According to Arm, the Cortex-M52 will help to unlock the potential for delivering ML on embedded computing solutions at lower price points than is possible today.
While Generative Artificial Intelligence (AI) and Large Language Models (LLMs) have been grabbing the headlines, much AI is already deployed in embedded devices and impacts applications across homes, cities and in industry – this is the Artificial Intelligence of Things (AIoT).
AI is critical to understanding data and enabling more seamless interactions between the physical and digital world and more on-device intelligence is being deployed in smaller, more cost-sensitive and often battery powered devices at the lowest cost points, with greater privacy and reliability due to less reliance on the cloud.
“The Cortex-M52 includes Arm Helium technology, providing a significant performance uplift in DSP and ML applications for small, low power embedded devices, making it possible to deploy more compute intensive ML inference algorithms in endpoints without a dedicated NPU,” said Paul Williamson, senior vice president and general manager, IoT Line of Business. “Arm’s Helium technology has already been implemented successfully in products at the far edge of the network, but the Cortex-M52 now enables Arm partners to take this capability into lower cost more power constrained devices.”
By extending Helium technology into a new class of Cortex-M, Williamson said that Arm is delivering a step change in matrix and DSP compute on microcontrollers for smaller embedded devices.
“The Cortex-M52 provides a simplified migration path from the Cortex-M33 and Cortex-M4, addressing a wide range of AIoT applications to enable richer UI, voice and vision experiences, such as automotive and industrial control, predictive maintenance, and wearable sensor fusion. Cortex-M52 delivers the flexibility needed to scale across a range of performance points and configurations, providing DSP capabilities without a separate processing unit, saving on silicon area and cost.”
The Cortex-M52 extends the Armv8.1-M Cortex-M line-up (which includes the Cortex-M55 and Cortex-M85) to a new efficiency point, a critical milestone in bringing ML capabilities to microcontrollers. It provides the lowest area and power implementation of any Helium-enabled Cortex-M, offering greater choice to silicon partners looking to trade-off performance and cost.
Developers can benefit from an uplift in both ML and DSP performance, with up to 5.6x performance uplift for ML and up to 2.7x performance uplift for digital signal processing compared to previous Cortex-M generations.
Security remains critical in devices, especially when shipping at large scale, and the Cortex-M52 implements the latest security extensions for Armv8.1-M, including PACBTI and Arm TrustZone technology, which offers enhanced software threat mitigation.
In addition, Cortex-M52 will accelerate the route to PSA Certified Level 2 silicon, enabling the next generation of PSA Certified devices. The latest Armv8.1-M cores (including Cortex-M55 and Cortex-M85) also offer enhanced functional safety features that are crucial in many automotive and industrial control applications. The Cortex-M52 delivers these extended safety packages and features to help partners reach FuSa certification faster and more easily, compared to previous generation Cortex-Ms being deployed in these applications.
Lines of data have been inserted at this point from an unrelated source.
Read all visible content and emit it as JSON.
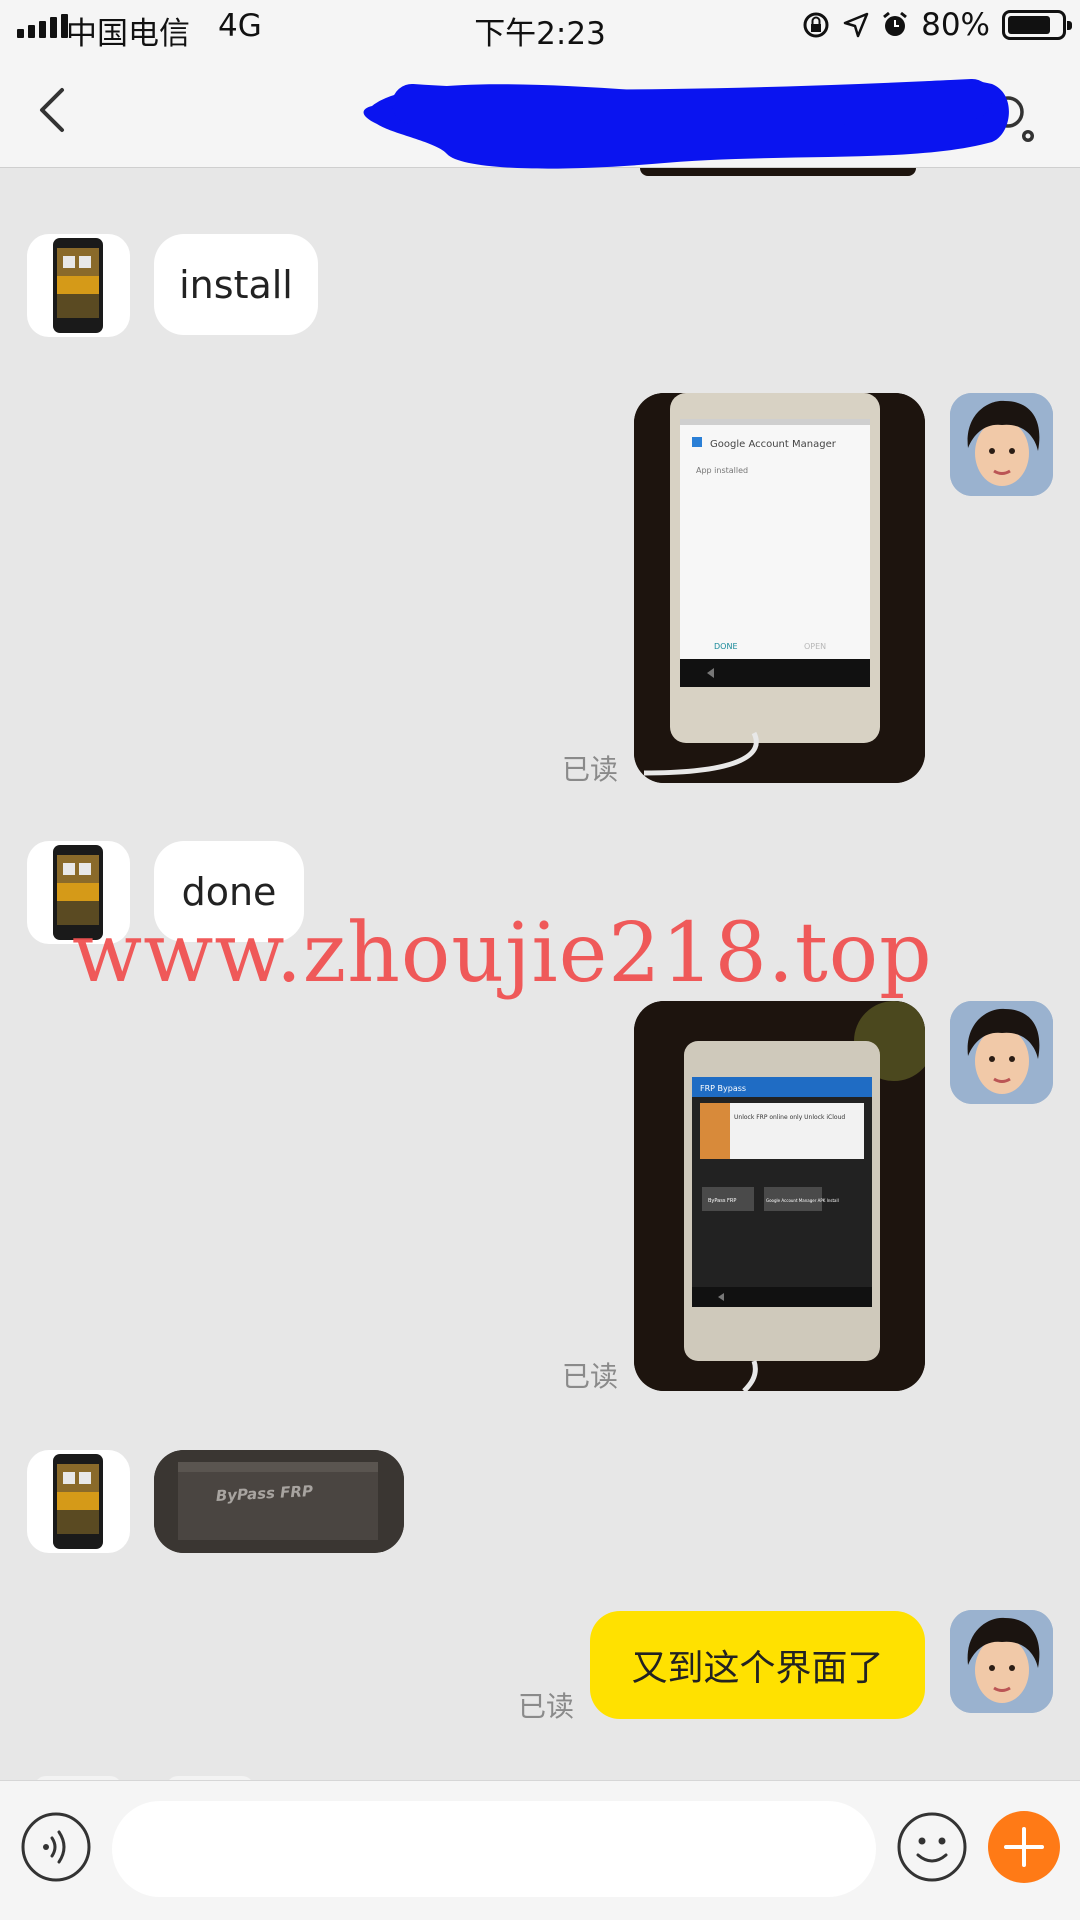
{
  "status_bar": {
    "carrier": "中国电信",
    "network": "4G",
    "time": "下午2:23",
    "battery_percent": "80%",
    "battery_level": 0.8
  },
  "nav": {
    "title": "",
    "back_icon": "chevron-left-icon",
    "settings_icon": "user-settings-icon"
  },
  "messages": [
    {
      "sender": "other",
      "type": "text",
      "text": "install"
    },
    {
      "sender": "me",
      "type": "image",
      "read": "已读",
      "image_content": {
        "dialog_title": "Google Account Manager",
        "status": "App installed",
        "buttons": [
          "DONE",
          "OPEN"
        ]
      }
    },
    {
      "sender": "other",
      "type": "text",
      "text": "done"
    },
    {
      "sender": "me",
      "type": "image",
      "read": "已读",
      "image_content": {
        "app_title": "FRP Bypass",
        "banner_text": "Unlock FRP online only Unlock iCloud",
        "buttons": [
          "ByPass FRP",
          "Google Account Manager APK Install"
        ]
      }
    },
    {
      "sender": "other",
      "type": "image",
      "image_content": {
        "text": "ByPass FRP"
      }
    },
    {
      "sender": "me",
      "type": "text",
      "text": "又到这个界面了",
      "read": "已读"
    }
  ],
  "watermark": "www.zhoujie218.top",
  "input": {
    "placeholder": "",
    "value": ""
  },
  "colors": {
    "background": "#e7e7e7",
    "my_bubble": "#ffe100",
    "other_bubble": "#ffffff",
    "accent": "#ff7a16",
    "redaction": "#0a14f0",
    "watermark": "#f05252"
  }
}
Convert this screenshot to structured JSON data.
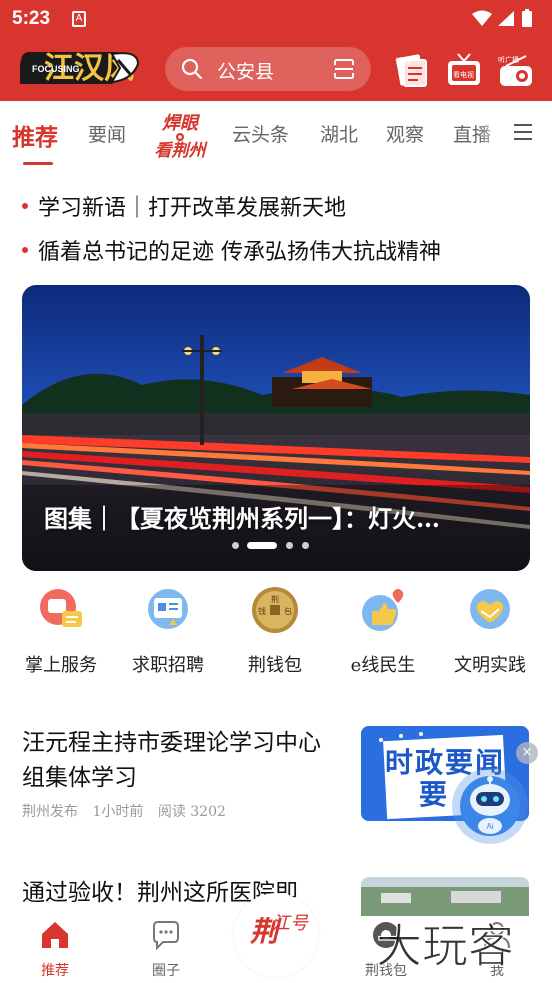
{
  "status_bar": {
    "time": "5:23",
    "notification_icon": "A"
  },
  "header": {
    "logo_text": "江汉风",
    "logo_sub": "FOCUSING",
    "search_placeholder": "公安县",
    "icons": [
      {
        "name": "read-paper-icon",
        "label": "读报"
      },
      {
        "name": "watch-tv-icon",
        "label": "看电视"
      },
      {
        "name": "listen-radio-icon",
        "label": "听广播"
      }
    ]
  },
  "tabs": {
    "items": [
      "推荐",
      "要闻",
      "云头条",
      "湖北",
      "观察",
      "直播"
    ],
    "special": {
      "line1": "焊眼",
      "line2": "看荆州"
    },
    "active_index": 0
  },
  "headlines": [
    "学习新语｜打开改革发展新天地",
    "循着总书记的足迹 传承弘扬伟大抗战精神"
  ],
  "banner": {
    "caption": "图集｜【夏夜览荆州系列一】：灯火…",
    "slide_count": 4,
    "active_slide": 1
  },
  "services": [
    {
      "label": "掌上服务",
      "icon": "palm-service-icon"
    },
    {
      "label": "求职招聘",
      "icon": "job-recruit-icon"
    },
    {
      "label": "荆钱包",
      "icon": "coin-wallet-icon",
      "icon_text": [
        "荆",
        "钱",
        "包"
      ]
    },
    {
      "label": "e线民生",
      "icon": "heart-thumb-icon"
    },
    {
      "label": "文明实践",
      "icon": "handshake-heart-icon"
    }
  ],
  "articles": [
    {
      "title": "汪元程主持市委理论学习中心组集体学习",
      "source": "荆州发布",
      "time": "1小时前",
      "reads": "阅读 3202",
      "thumb_text": "时政要闻"
    },
    {
      "title": "通过验收！荆州这所医院即"
    }
  ],
  "ai_assistant": {
    "label": "Ai",
    "close": "×"
  },
  "bottom_nav": {
    "items": [
      {
        "label": "推荐",
        "icon": "home-icon"
      },
      {
        "label": "圈子",
        "icon": "chat-bubble-icon"
      },
      {
        "label": "荆钱包",
        "icon": "wallet-icon"
      },
      {
        "label": "我",
        "icon": "user-icon"
      }
    ],
    "center_text": {
      "line1": "荆",
      "line2": "江号"
    },
    "active_index": 0
  },
  "watermark": "大玩客",
  "colors": {
    "brand_red": "#d7352d",
    "text_dark": "#111111",
    "text_muted": "#999999"
  }
}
Traditional embedded developers grapple with the mathematical, data analysis, toolchain expertise and programming skills required for AI.
“Developer enablement is critical if we are to see an increase in AIoT shipments, and with the Cortex-M52 we’re delivering the critical features and capabilities required in a modern development flow today,” explained Williamson.
“Historically, to achieve the ML and DSP performance Cortex-M52 delivers would have required the combination of a CPU, a DSP and an NPU, meaning that once the hardware is built, developers would need to write, debug and tune code for chips with three separate tool chains, three compilers, three debuggers, and so on. Now, we are bringing AI within reach on a single toolchain and single proven architecture with the industry-standard, user-friendly Arm Cortex-M portfolio. This ensures a unified development flow for traditional, DSP and ML workloads – while specific integration and optimizations for leading machine learning frameworks will ensure that developers have a seamless experience and get the best performance from any Cortex-M.”
Cortex-M52 is fully software compatible with Cortex-M55 and Cortex-M85, so enabling developers to benefit from and leverage the growing software and tools ecosystem around Helium, as well as free software libraries and an extensive knowledge base from our partner ecosystem.
To help streamline and accelerate the IoT and embedded development process, Cortex-M52 will also be available on Arm Virtual Hardware, our cloud-based offering that enables software development in advance of silicon.
“We identified a need to bring DSP and ML compute performance to low power embedded applications at a better cost and accessibility point for the market. The Cortex-M52 CPU delivers higher levels of AI inference performance on the smallest devices, enabling the industry to scale IoT device deployments even further,” concluded Williamson.